South African singer Pumela Matshikiza celebrated with a popular, upbeat wedding song from the Princess' homeland: “Diviner of the roadways, the knock knock beetle / It just passed by here, the knock knock beetle.”

Some 800 guests attended the service in the palace, and another 3,800 were outside watching on a large screen, cheering as popular guests like James Bond actor Roger Moore and the former French First Lady, Bernadette Chirac, arrived.

Aside from French President Nicolas Sarkozy and the kings and queens of Sweden and Belgium, the crowd included fashion designers, models, sportsmen, more minor royals and senior officials from the tiny principality.

Throughout the ceremony, which lasted an hour and a half, both bride and groom wore demure expressions, their eyes mostly downcast. Only as they took their vows and exchanged rings did the solemn facade crack: As they slipped on the 18 carat white gold Cartier rings onto each other's fingers, Albert — in a white military uniform — shot her a wink, and Charlene cracked a broad, sincere smile.

As the couple left the palace, arm in arm, he in his cream officer's uniform, the bells of the principalities' many churches rang and guests showered them with rose petals.

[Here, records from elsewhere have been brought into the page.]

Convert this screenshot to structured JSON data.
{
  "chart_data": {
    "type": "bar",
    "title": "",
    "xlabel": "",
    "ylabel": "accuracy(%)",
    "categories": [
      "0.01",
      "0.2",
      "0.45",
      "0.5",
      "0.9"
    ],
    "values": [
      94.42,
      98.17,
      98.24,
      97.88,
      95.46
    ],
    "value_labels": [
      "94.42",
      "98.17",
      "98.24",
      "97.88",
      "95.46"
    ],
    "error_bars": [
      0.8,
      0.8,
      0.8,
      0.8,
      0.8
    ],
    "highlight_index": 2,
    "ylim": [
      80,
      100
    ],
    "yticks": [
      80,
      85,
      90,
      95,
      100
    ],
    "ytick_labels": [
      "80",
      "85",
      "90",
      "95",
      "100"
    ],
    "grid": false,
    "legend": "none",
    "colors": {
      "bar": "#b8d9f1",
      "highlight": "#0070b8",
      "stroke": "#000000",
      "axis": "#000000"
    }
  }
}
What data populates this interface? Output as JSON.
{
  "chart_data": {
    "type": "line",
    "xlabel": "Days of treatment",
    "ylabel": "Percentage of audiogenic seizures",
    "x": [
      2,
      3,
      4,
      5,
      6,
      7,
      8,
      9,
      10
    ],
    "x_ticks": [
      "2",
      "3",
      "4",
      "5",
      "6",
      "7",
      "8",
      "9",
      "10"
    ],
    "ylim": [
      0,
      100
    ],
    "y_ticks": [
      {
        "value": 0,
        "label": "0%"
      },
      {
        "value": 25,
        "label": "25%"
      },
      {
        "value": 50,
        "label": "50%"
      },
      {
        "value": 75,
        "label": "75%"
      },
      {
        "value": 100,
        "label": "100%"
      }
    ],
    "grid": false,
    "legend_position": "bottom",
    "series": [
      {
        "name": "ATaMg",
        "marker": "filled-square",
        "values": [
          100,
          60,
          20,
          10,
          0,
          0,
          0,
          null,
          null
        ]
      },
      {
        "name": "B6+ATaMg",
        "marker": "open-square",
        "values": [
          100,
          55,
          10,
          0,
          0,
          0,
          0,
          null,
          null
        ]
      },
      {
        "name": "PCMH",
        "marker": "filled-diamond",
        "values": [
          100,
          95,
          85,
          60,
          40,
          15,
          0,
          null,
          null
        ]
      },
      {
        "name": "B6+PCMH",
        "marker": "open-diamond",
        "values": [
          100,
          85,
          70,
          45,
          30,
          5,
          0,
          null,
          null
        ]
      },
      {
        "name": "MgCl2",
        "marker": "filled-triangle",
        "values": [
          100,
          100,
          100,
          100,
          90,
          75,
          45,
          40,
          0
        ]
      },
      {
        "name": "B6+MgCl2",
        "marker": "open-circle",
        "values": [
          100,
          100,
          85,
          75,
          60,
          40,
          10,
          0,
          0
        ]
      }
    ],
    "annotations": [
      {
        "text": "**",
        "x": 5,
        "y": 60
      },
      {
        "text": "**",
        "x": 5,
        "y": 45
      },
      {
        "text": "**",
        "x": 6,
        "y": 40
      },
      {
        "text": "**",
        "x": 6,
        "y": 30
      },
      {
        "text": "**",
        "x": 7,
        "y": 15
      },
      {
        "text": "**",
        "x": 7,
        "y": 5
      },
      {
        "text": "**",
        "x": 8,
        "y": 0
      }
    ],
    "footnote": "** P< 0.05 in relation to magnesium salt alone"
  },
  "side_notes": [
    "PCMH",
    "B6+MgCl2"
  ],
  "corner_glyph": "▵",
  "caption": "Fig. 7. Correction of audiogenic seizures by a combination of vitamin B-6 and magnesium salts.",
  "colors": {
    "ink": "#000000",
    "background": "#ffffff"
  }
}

The tears flowed freely down the new princess' face after the ceremony, as she left her bouquet of lilies of the valley and other white blossoms at the Sainte Devote church — a tradition in Monaco.

The five-tier cake was exceptional and dwarfed the couple as they stood next to it and prepared to cut a much smaller version for their guests. Always keen to pay homage to her roots, Princess Charlene ensured the cake was also decorated with Proteas, South Africa’s national flower.